イラストBのようにアドレスで構えたら、地面と平行になる90度を目安にクラブを持ち上げストップします。この時インパクトの形となる右手が背屈されていることを確認しておきましょう。

次に腰と胸を使ってバックスウィングを上げてそのまま打ちます。90度ドリルは全身が動き続けることで結果的に右手の角度を保ったスウィングを体験することができます。

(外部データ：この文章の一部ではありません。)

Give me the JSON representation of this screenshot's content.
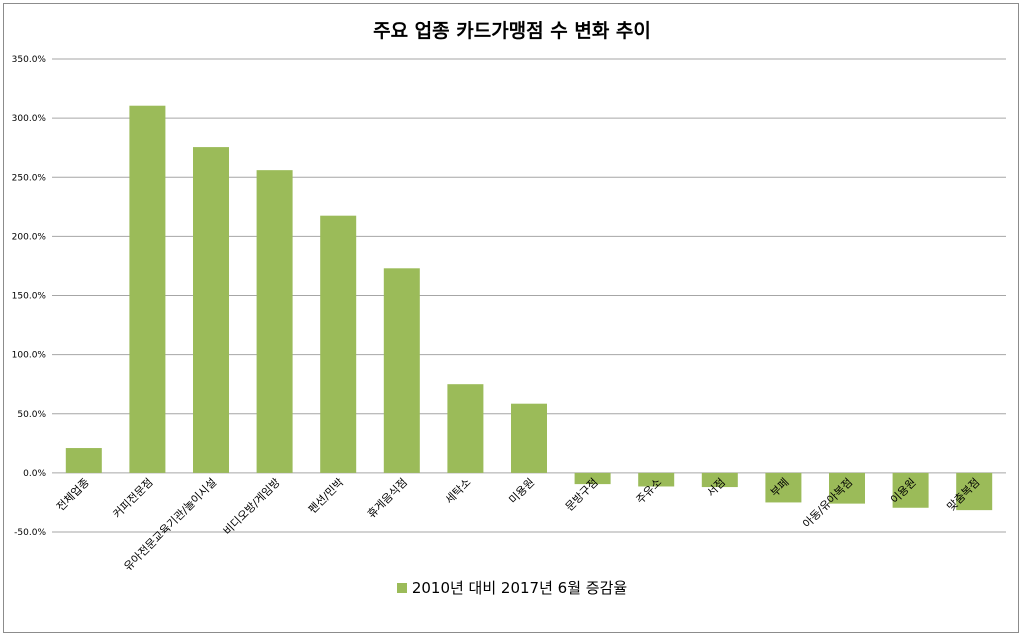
{
  "chart_data": {
    "type": "bar",
    "title": "주요 업종 카드가맹점 수 변화 추이",
    "categories": [
      "전체업종",
      "커피전문점",
      "유아전문교육기관/놀이시설",
      "비디오방/게임방",
      "펜션/민박",
      "휴게음식점",
      "세탁소",
      "미용원",
      "문방구점",
      "주유소",
      "서점",
      "부페",
      "아동/유아복점",
      "이용원",
      "맞춤복점"
    ],
    "series": [
      {
        "name": "2010년 대비 2017년 6월 증감율",
        "values": [
          21.0,
          310.5,
          275.5,
          256.0,
          217.5,
          173.0,
          75.0,
          58.5,
          -9.5,
          -11.5,
          -12.0,
          -25.0,
          -26.0,
          -29.5,
          -31.5
        ]
      }
    ],
    "ylim": [
      -50,
      350
    ],
    "yticks": [
      "350.0%",
      "300.0%",
      "250.0%",
      "200.0%",
      "150.0%",
      "100.0%",
      "50.0%",
      "0.0%",
      "-50.0%"
    ],
    "grid": true,
    "legend_position": "bottom",
    "bar_color": "#9bbb59"
  }
}
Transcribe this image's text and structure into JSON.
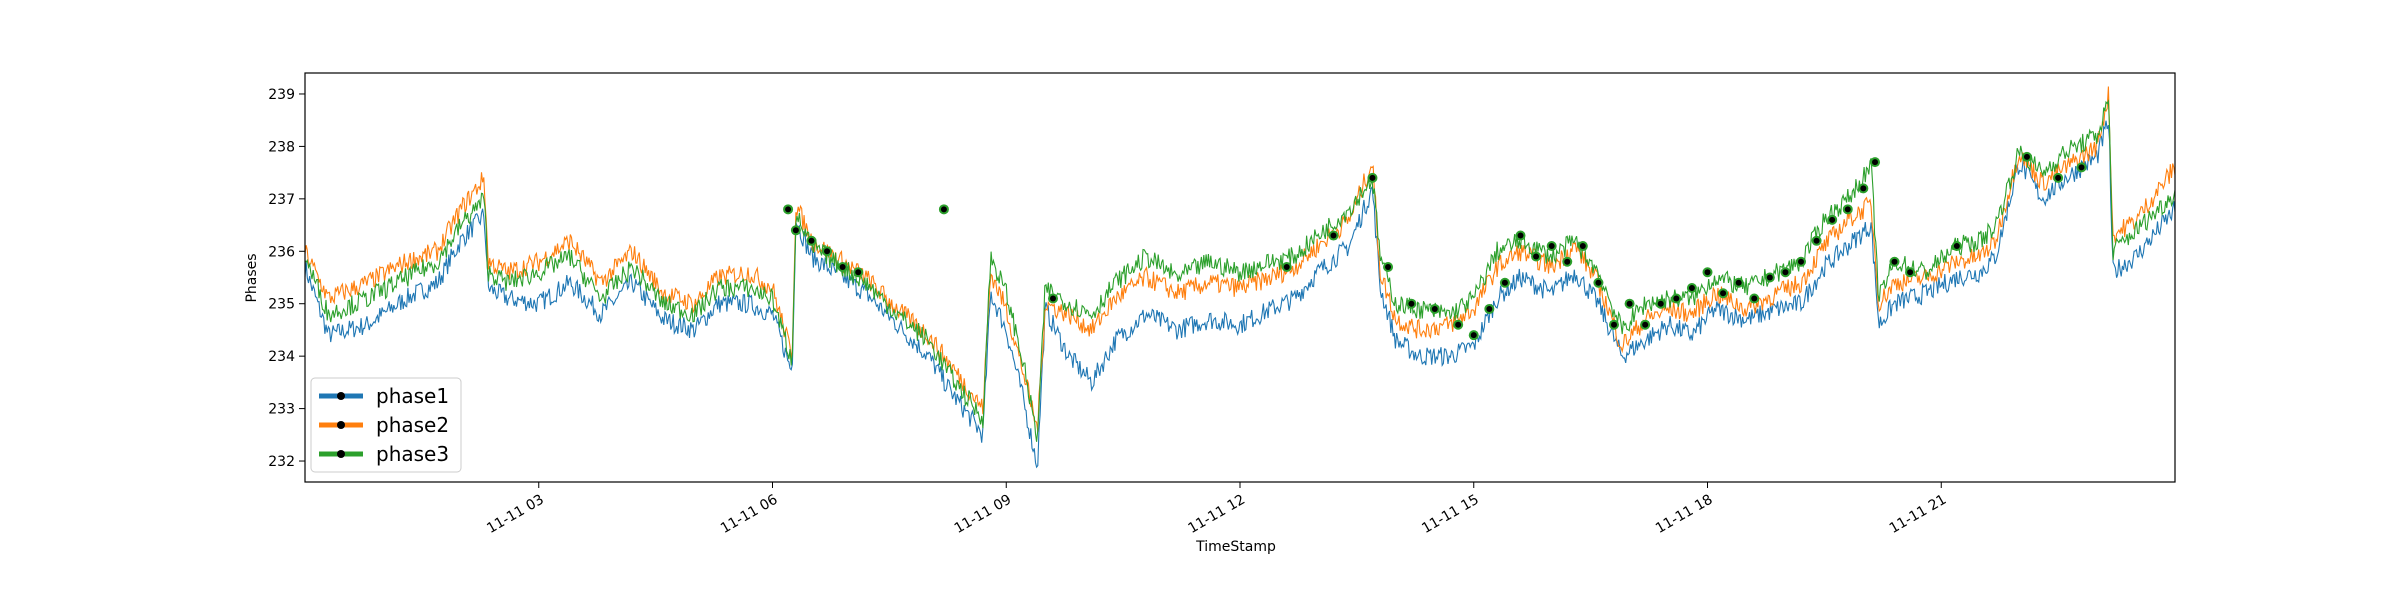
{
  "chart_data": {
    "type": "line",
    "xlabel": "TimeStamp",
    "ylabel": "Phases",
    "x_start": "2011-11-11 00:00",
    "x_end": "2011-11-12 00:00",
    "xlim_hours": [
      0,
      24
    ],
    "ylim": [
      231.6,
      239.4
    ],
    "x_ticks": [
      {
        "value": 3,
        "label": "11-11 03"
      },
      {
        "value": 6,
        "label": "11-11 06"
      },
      {
        "value": 9,
        "label": "11-11 09"
      },
      {
        "value": 12,
        "label": "11-11 12"
      },
      {
        "value": 15,
        "label": "11-11 15"
      },
      {
        "value": 18,
        "label": "11-11 18"
      },
      {
        "value": 21,
        "label": "11-11 21"
      }
    ],
    "y_ticks": [
      232,
      233,
      234,
      235,
      236,
      237,
      238,
      239
    ],
    "grid": false,
    "legend_position": "lower-left",
    "series": [
      {
        "name": "phase1",
        "color": "#1f77b4",
        "points": [
          [
            0,
            235.7
          ],
          [
            0.3,
            234.4
          ],
          [
            0.8,
            234.6
          ],
          [
            1.3,
            235.1
          ],
          [
            1.7,
            235.4
          ],
          [
            2.0,
            236.2
          ],
          [
            2.3,
            236.7
          ],
          [
            2.35,
            235.3
          ],
          [
            2.6,
            235.1
          ],
          [
            3.0,
            235.0
          ],
          [
            3.4,
            235.4
          ],
          [
            3.8,
            234.8
          ],
          [
            4.2,
            235.4
          ],
          [
            4.6,
            234.7
          ],
          [
            5.0,
            234.5
          ],
          [
            5.3,
            235.0
          ],
          [
            5.7,
            235.0
          ],
          [
            6.0,
            234.8
          ],
          [
            6.25,
            233.7
          ],
          [
            6.3,
            236.6
          ],
          [
            6.5,
            235.9
          ],
          [
            6.8,
            235.6
          ],
          [
            7.2,
            235.2
          ],
          [
            7.6,
            234.6
          ],
          [
            8.0,
            234.0
          ],
          [
            8.3,
            233.3
          ],
          [
            8.7,
            232.5
          ],
          [
            8.8,
            235.2
          ],
          [
            9.0,
            234.5
          ],
          [
            9.2,
            233.3
          ],
          [
            9.4,
            231.9
          ],
          [
            9.5,
            234.9
          ],
          [
            9.8,
            234.0
          ],
          [
            10.1,
            233.5
          ],
          [
            10.4,
            234.3
          ],
          [
            10.8,
            234.8
          ],
          [
            11.2,
            234.5
          ],
          [
            11.6,
            234.7
          ],
          [
            12.0,
            234.6
          ],
          [
            12.4,
            234.9
          ],
          [
            12.7,
            235.1
          ],
          [
            13.0,
            235.6
          ],
          [
            13.4,
            236.1
          ],
          [
            13.7,
            237.2
          ],
          [
            13.8,
            235.3
          ],
          [
            14.0,
            234.3
          ],
          [
            14.3,
            234.0
          ],
          [
            14.7,
            234.0
          ],
          [
            15.0,
            234.2
          ],
          [
            15.3,
            235.1
          ],
          [
            15.6,
            235.5
          ],
          [
            16.0,
            235.2
          ],
          [
            16.3,
            235.6
          ],
          [
            16.6,
            235.0
          ],
          [
            16.9,
            234.0
          ],
          [
            17.2,
            234.3
          ],
          [
            17.5,
            234.6
          ],
          [
            17.8,
            234.4
          ],
          [
            18.1,
            234.9
          ],
          [
            18.5,
            234.7
          ],
          [
            18.9,
            234.9
          ],
          [
            19.2,
            235.0
          ],
          [
            19.5,
            235.7
          ],
          [
            19.8,
            236.1
          ],
          [
            20.1,
            236.5
          ],
          [
            20.2,
            234.6
          ],
          [
            20.4,
            235.0
          ],
          [
            20.8,
            235.2
          ],
          [
            21.2,
            235.5
          ],
          [
            21.5,
            235.6
          ],
          [
            21.7,
            235.9
          ],
          [
            22.0,
            237.7
          ],
          [
            22.3,
            237.0
          ],
          [
            22.6,
            237.4
          ],
          [
            23.0,
            237.8
          ],
          [
            23.15,
            238.5
          ],
          [
            23.2,
            235.6
          ],
          [
            23.5,
            235.9
          ],
          [
            24.0,
            236.8
          ]
        ]
      },
      {
        "name": "phase2",
        "color": "#ff7f0e",
        "points": [
          [
            0,
            236.0
          ],
          [
            0.3,
            235.1
          ],
          [
            0.8,
            235.4
          ],
          [
            1.3,
            235.8
          ],
          [
            1.7,
            236.0
          ],
          [
            2.0,
            236.8
          ],
          [
            2.3,
            237.4
          ],
          [
            2.35,
            235.8
          ],
          [
            2.6,
            235.6
          ],
          [
            3.0,
            235.8
          ],
          [
            3.4,
            236.2
          ],
          [
            3.8,
            235.4
          ],
          [
            4.2,
            236.0
          ],
          [
            4.6,
            235.2
          ],
          [
            5.0,
            235.0
          ],
          [
            5.3,
            235.5
          ],
          [
            5.7,
            235.6
          ],
          [
            6.0,
            235.3
          ],
          [
            6.25,
            234.0
          ],
          [
            6.3,
            236.9
          ],
          [
            6.5,
            236.2
          ],
          [
            6.8,
            235.9
          ],
          [
            7.2,
            235.5
          ],
          [
            7.6,
            234.9
          ],
          [
            8.0,
            234.4
          ],
          [
            8.3,
            233.8
          ],
          [
            8.7,
            233.0
          ],
          [
            8.8,
            235.6
          ],
          [
            9.0,
            234.9
          ],
          [
            9.2,
            233.8
          ],
          [
            9.4,
            232.6
          ],
          [
            9.5,
            235.0
          ],
          [
            9.8,
            234.8
          ],
          [
            10.1,
            234.5
          ],
          [
            10.4,
            235.1
          ],
          [
            10.8,
            235.5
          ],
          [
            11.2,
            235.2
          ],
          [
            11.6,
            235.4
          ],
          [
            12.0,
            235.3
          ],
          [
            12.4,
            235.5
          ],
          [
            12.7,
            235.7
          ],
          [
            13.0,
            236.1
          ],
          [
            13.4,
            236.6
          ],
          [
            13.7,
            237.7
          ],
          [
            13.8,
            235.6
          ],
          [
            14.0,
            234.7
          ],
          [
            14.3,
            234.5
          ],
          [
            14.7,
            234.6
          ],
          [
            15.0,
            234.9
          ],
          [
            15.3,
            235.7
          ],
          [
            15.6,
            236.0
          ],
          [
            16.0,
            235.7
          ],
          [
            16.3,
            236.1
          ],
          [
            16.6,
            235.4
          ],
          [
            16.9,
            234.2
          ],
          [
            17.2,
            234.7
          ],
          [
            17.5,
            234.9
          ],
          [
            17.8,
            234.8
          ],
          [
            18.1,
            235.2
          ],
          [
            18.5,
            234.9
          ],
          [
            18.9,
            235.2
          ],
          [
            19.2,
            235.4
          ],
          [
            19.5,
            236.1
          ],
          [
            19.8,
            236.6
          ],
          [
            20.1,
            236.9
          ],
          [
            20.2,
            235.0
          ],
          [
            20.4,
            235.4
          ],
          [
            20.8,
            235.5
          ],
          [
            21.2,
            235.8
          ],
          [
            21.5,
            235.9
          ],
          [
            21.7,
            236.2
          ],
          [
            22.0,
            237.9
          ],
          [
            22.3,
            237.3
          ],
          [
            22.6,
            237.6
          ],
          [
            23.0,
            238.0
          ],
          [
            23.15,
            239.0
          ],
          [
            23.2,
            236.3
          ],
          [
            23.5,
            236.6
          ],
          [
            24.0,
            237.6
          ]
        ]
      },
      {
        "name": "phase3",
        "color": "#2ca02c",
        "points": [
          [
            0,
            235.9
          ],
          [
            0.3,
            234.8
          ],
          [
            0.8,
            235.1
          ],
          [
            1.3,
            235.5
          ],
          [
            1.7,
            235.8
          ],
          [
            2.0,
            236.5
          ],
          [
            2.3,
            237.0
          ],
          [
            2.35,
            235.6
          ],
          [
            2.6,
            235.4
          ],
          [
            3.0,
            235.6
          ],
          [
            3.4,
            235.9
          ],
          [
            3.8,
            235.1
          ],
          [
            4.2,
            235.7
          ],
          [
            4.6,
            235.0
          ],
          [
            5.0,
            234.8
          ],
          [
            5.3,
            235.3
          ],
          [
            5.7,
            235.3
          ],
          [
            6.0,
            235.1
          ],
          [
            6.25,
            233.9
          ],
          [
            6.3,
            236.7
          ],
          [
            6.5,
            236.1
          ],
          [
            6.8,
            235.8
          ],
          [
            7.2,
            235.4
          ],
          [
            7.6,
            234.8
          ],
          [
            8.0,
            234.3
          ],
          [
            8.3,
            233.6
          ],
          [
            8.7,
            232.8
          ],
          [
            8.8,
            235.9
          ],
          [
            9.0,
            235.2
          ],
          [
            9.2,
            234.0
          ],
          [
            9.4,
            232.4
          ],
          [
            9.5,
            235.3
          ],
          [
            9.8,
            235.0
          ],
          [
            10.1,
            234.8
          ],
          [
            10.4,
            235.4
          ],
          [
            10.8,
            235.9
          ],
          [
            11.2,
            235.5
          ],
          [
            11.6,
            235.8
          ],
          [
            12.0,
            235.6
          ],
          [
            12.4,
            235.8
          ],
          [
            12.7,
            235.9
          ],
          [
            13.0,
            236.3
          ],
          [
            13.4,
            236.8
          ],
          [
            13.7,
            237.4
          ],
          [
            13.8,
            235.9
          ],
          [
            14.0,
            235.0
          ],
          [
            14.3,
            234.9
          ],
          [
            14.7,
            234.8
          ],
          [
            15.0,
            235.1
          ],
          [
            15.3,
            236.0
          ],
          [
            15.6,
            236.2
          ],
          [
            16.0,
            235.9
          ],
          [
            16.3,
            236.2
          ],
          [
            16.6,
            235.6
          ],
          [
            16.9,
            234.5
          ],
          [
            17.2,
            235.0
          ],
          [
            17.5,
            235.1
          ],
          [
            17.8,
            235.1
          ],
          [
            18.1,
            235.5
          ],
          [
            18.5,
            235.3
          ],
          [
            18.9,
            235.6
          ],
          [
            19.2,
            235.8
          ],
          [
            19.5,
            236.6
          ],
          [
            19.8,
            237.0
          ],
          [
            20.1,
            237.6
          ],
          [
            20.2,
            235.1
          ],
          [
            20.4,
            235.8
          ],
          [
            20.8,
            235.6
          ],
          [
            21.2,
            236.1
          ],
          [
            21.5,
            236.2
          ],
          [
            21.7,
            236.5
          ],
          [
            22.0,
            237.9
          ],
          [
            22.3,
            237.5
          ],
          [
            22.6,
            237.9
          ],
          [
            23.0,
            238.2
          ],
          [
            23.15,
            238.9
          ],
          [
            23.2,
            236.0
          ],
          [
            23.5,
            236.4
          ],
          [
            24.0,
            237.1
          ]
        ]
      }
    ],
    "markers": [
      [
        6.2,
        236.8
      ],
      [
        6.3,
        236.4
      ],
      [
        6.5,
        236.2
      ],
      [
        6.7,
        236.0
      ],
      [
        6.9,
        235.7
      ],
      [
        7.1,
        235.6
      ],
      [
        8.2,
        236.8
      ],
      [
        9.6,
        235.1
      ],
      [
        12.6,
        235.7
      ],
      [
        13.2,
        236.3
      ],
      [
        13.7,
        237.4
      ],
      [
        13.9,
        235.7
      ],
      [
        14.2,
        235.0
      ],
      [
        14.5,
        234.9
      ],
      [
        14.8,
        234.6
      ],
      [
        15.0,
        234.4
      ],
      [
        15.2,
        234.9
      ],
      [
        15.4,
        235.4
      ],
      [
        15.6,
        236.3
      ],
      [
        15.8,
        235.9
      ],
      [
        16.0,
        236.1
      ],
      [
        16.2,
        235.8
      ],
      [
        16.4,
        236.1
      ],
      [
        16.6,
        235.4
      ],
      [
        16.8,
        234.6
      ],
      [
        17.0,
        235.0
      ],
      [
        17.2,
        234.6
      ],
      [
        17.4,
        235.0
      ],
      [
        17.6,
        235.1
      ],
      [
        17.8,
        235.3
      ],
      [
        18.0,
        235.6
      ],
      [
        18.2,
        235.2
      ],
      [
        18.4,
        235.4
      ],
      [
        18.6,
        235.1
      ],
      [
        18.8,
        235.5
      ],
      [
        19.0,
        235.6
      ],
      [
        19.2,
        235.8
      ],
      [
        19.4,
        236.2
      ],
      [
        19.6,
        236.6
      ],
      [
        19.8,
        236.8
      ],
      [
        20.0,
        237.2
      ],
      [
        20.15,
        237.7
      ],
      [
        20.4,
        235.8
      ],
      [
        20.6,
        235.6
      ],
      [
        21.2,
        236.1
      ],
      [
        22.1,
        237.8
      ],
      [
        22.5,
        237.4
      ],
      [
        22.8,
        237.6
      ]
    ],
    "marker_color": "#000000"
  }
}
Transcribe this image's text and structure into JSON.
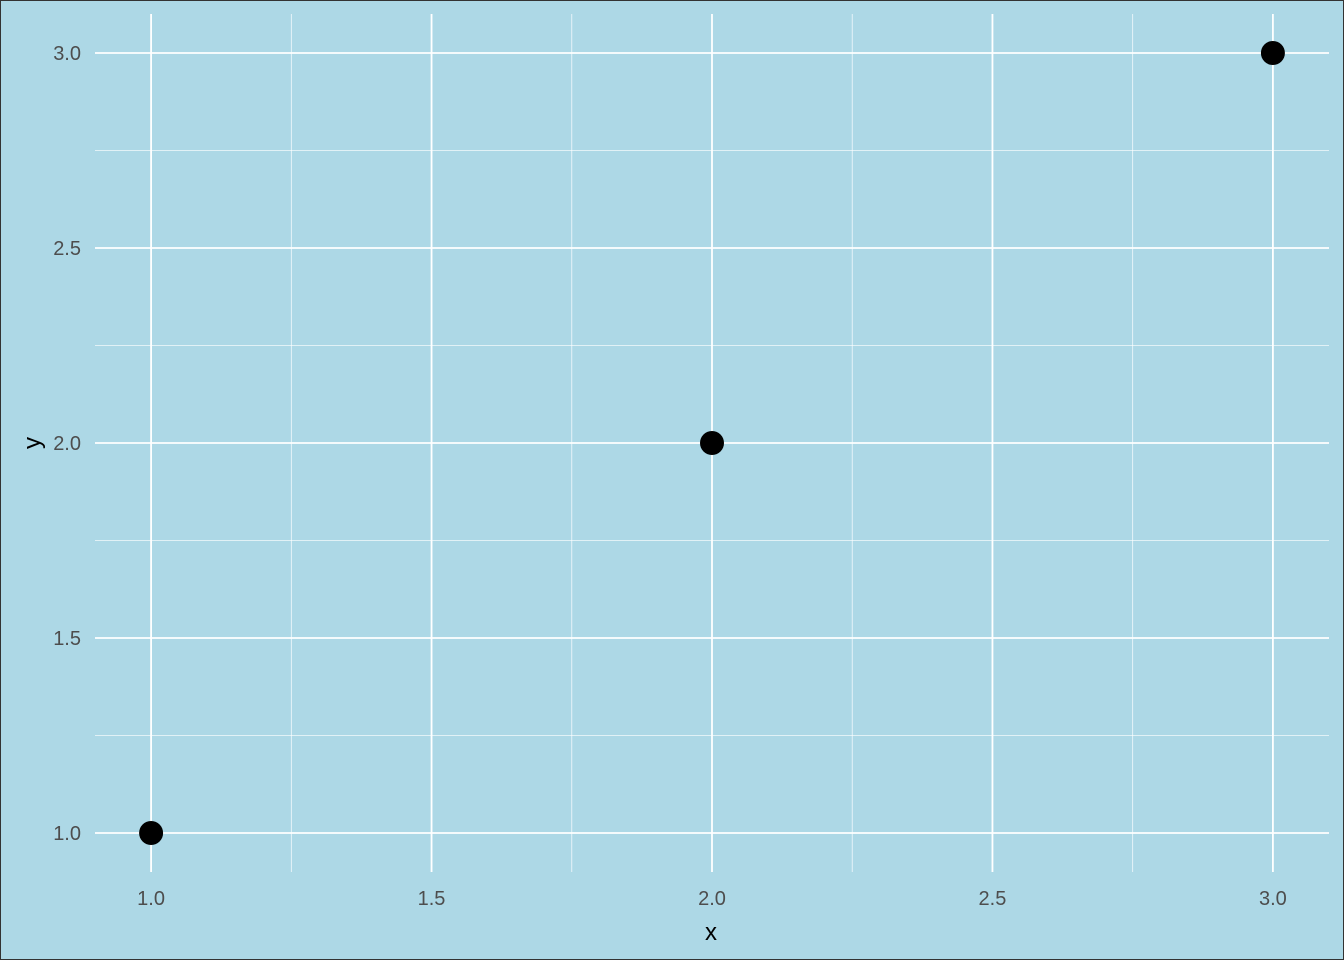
{
  "colors": {
    "panel_background": "#add8e6",
    "plot_border": "#333333",
    "grid_major": "#ffffff",
    "grid_minor": "#ffffff",
    "point_fill": "#000000",
    "tick_text": "#4d4d4d",
    "axis_title_text": "#000000"
  },
  "chart_data": {
    "type": "scatter",
    "title": "",
    "xlabel": "x",
    "ylabel": "y",
    "xlim": [
      0.9,
      3.1
    ],
    "ylim": [
      0.9,
      3.1
    ],
    "x_ticks": [
      1.0,
      1.5,
      2.0,
      2.5,
      3.0
    ],
    "x_tick_labels": [
      "1.0",
      "1.5",
      "2.0",
      "2.5",
      "3.0"
    ],
    "y_ticks": [
      1.0,
      1.5,
      2.0,
      2.5,
      3.0
    ],
    "y_tick_labels": [
      "1.0",
      "1.5",
      "2.0",
      "2.5",
      "3.0"
    ],
    "x_minor_ticks": [
      1.25,
      1.75,
      2.25,
      2.75
    ],
    "y_minor_ticks": [
      1.25,
      1.75,
      2.25,
      2.75
    ],
    "grid": true,
    "legend": "none",
    "series": [
      {
        "points": [
          {
            "x": 1,
            "y": 1
          },
          {
            "x": 2,
            "y": 2
          },
          {
            "x": 3,
            "y": 3
          }
        ]
      }
    ]
  }
}
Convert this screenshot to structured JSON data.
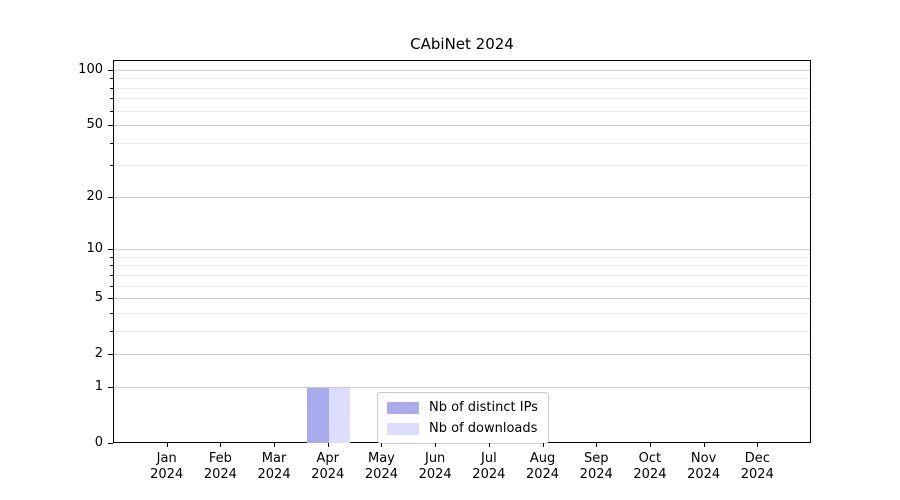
{
  "chart_data": {
    "type": "bar",
    "title": "CAbiNet 2024",
    "categories": [
      "Jan",
      "Feb",
      "Mar",
      "Apr",
      "May",
      "Jun",
      "Jul",
      "Aug",
      "Sep",
      "Oct",
      "Nov",
      "Dec"
    ],
    "category_year": "2024",
    "series": [
      {
        "name": "Nb of distinct IPs",
        "color": "#aaaaee",
        "values": [
          0,
          0,
          0,
          1,
          0,
          0,
          0,
          0,
          0,
          0,
          0,
          0
        ]
      },
      {
        "name": "Nb of downloads",
        "color": "#ddddff",
        "values": [
          0,
          0,
          0,
          1,
          0,
          0,
          0,
          0,
          0,
          0,
          0,
          0
        ]
      }
    ],
    "xlabel": "",
    "ylabel": "",
    "yscale": "log1p",
    "ylim": [
      0,
      113
    ],
    "y_major_ticks": [
      0,
      1,
      2,
      5,
      10,
      20,
      50,
      100
    ],
    "y_minor_ticks": [
      3,
      4,
      6,
      7,
      8,
      9,
      30,
      40,
      60,
      70,
      80,
      90
    ],
    "grid": true,
    "legend_position": "lower-center-inside",
    "colors": {
      "major_grid": "#cccccc",
      "minor_grid": "#ebebeb",
      "spine": "#000000",
      "text": "#000000",
      "background": "#ffffff"
    }
  }
}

画像: イラストB:右手の背屈が作られる高さまでクラブを上げたら、背屈をキープしつつ腰と胸の回転でスウィングしてみよう。イラストではシャフトが地面と平行になる位置を目安としているが、可動域次第なので腰や肩の高さまで上げるなど適宜調節しよう

イラストB:右手の背屈が作られる高さまでクラブを上げたら、背屈をキープしつつ腰と胸の回転でスウィングしてみよう。イラストではシャフトが地面と平行になる位置を目安としているが、可動域次第なので腰や肩の高さまで上げるなど適宜調節しよう

上記の90度ドリルでは可動域によって個人差があるので右手の背屈は腰の高さでも、肩の高さで作っていただいてもOKです。いずれにしてもバックスウィングで右手の背屈を作り、右手の背屈を保ったままスウィングを行いましょう。

バンカーとアイアンショットでは相反する動きが求められますし、これをなかなか両立できないのがゴルフの難しいところでもあります。ボールに当てる意識が強く、切り返し以降体が止まってしまいがちな方は是非参考にしてみて下さい!